The project started in December 2004 and finished in December 2006. For a continuation see my START project.

Summary
The first aim of the project was to develop direct and inverse scattering theory for Jacobi operators which are short-range perturbations of periodic operators, and to apply these results to study the corresponding initial value problems of the Toda and Kac-van Moerbeke hierarchies. Among our main results are minimal scattering data which determine the perturbed operator uniquely in the above mentioned situations and a complete analysis of the inverse scattering transform for the entire Toda hierarchy in these cases.

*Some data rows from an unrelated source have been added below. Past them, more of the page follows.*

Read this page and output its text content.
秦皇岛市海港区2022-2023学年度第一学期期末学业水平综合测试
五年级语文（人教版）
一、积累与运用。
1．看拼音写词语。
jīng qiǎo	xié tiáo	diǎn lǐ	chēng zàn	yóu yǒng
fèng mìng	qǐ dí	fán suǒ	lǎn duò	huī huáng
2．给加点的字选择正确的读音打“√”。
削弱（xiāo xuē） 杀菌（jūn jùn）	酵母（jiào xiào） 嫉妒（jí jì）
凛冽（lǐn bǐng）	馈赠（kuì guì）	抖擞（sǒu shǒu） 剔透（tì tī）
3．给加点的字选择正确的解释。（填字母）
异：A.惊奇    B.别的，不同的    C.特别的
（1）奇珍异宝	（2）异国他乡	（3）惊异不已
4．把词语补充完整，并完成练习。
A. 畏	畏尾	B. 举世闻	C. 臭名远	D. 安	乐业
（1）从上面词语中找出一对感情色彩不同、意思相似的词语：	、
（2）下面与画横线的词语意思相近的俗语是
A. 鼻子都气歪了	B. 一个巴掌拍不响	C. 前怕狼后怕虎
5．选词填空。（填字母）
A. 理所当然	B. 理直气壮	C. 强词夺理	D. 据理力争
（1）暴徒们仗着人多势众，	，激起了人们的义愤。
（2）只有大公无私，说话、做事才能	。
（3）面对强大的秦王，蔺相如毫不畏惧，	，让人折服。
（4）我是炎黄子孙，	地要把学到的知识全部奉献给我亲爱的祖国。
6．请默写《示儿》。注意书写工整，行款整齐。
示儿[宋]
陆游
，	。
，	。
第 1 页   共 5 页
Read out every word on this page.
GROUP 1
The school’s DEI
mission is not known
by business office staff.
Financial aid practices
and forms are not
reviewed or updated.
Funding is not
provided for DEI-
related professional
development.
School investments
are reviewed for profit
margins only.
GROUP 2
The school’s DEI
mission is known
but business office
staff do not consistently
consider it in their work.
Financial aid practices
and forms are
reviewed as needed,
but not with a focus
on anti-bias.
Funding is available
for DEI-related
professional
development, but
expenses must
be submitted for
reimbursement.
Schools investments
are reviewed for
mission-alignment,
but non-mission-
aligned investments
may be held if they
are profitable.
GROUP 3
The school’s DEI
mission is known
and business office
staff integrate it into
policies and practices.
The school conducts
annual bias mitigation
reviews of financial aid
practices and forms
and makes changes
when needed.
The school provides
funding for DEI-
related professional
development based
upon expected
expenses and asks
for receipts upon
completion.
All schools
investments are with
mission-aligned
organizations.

The second aim was to perform a stability analysis of solitons of the Toda lattice on a periodic background solution. So far, it was generally believed that a perturbed periodic integrable system splits asymptotically into a number of solitons plus a decaying radiation part, a situation similar to that observed for perturbations of the constant solution. We showed that this is not the case; instead the radiation part does not decay, but manifests itself asymptotically as a modulation of the periodic solution which undergoes a continuous phase transition in the isospectral class of the periodic background solution.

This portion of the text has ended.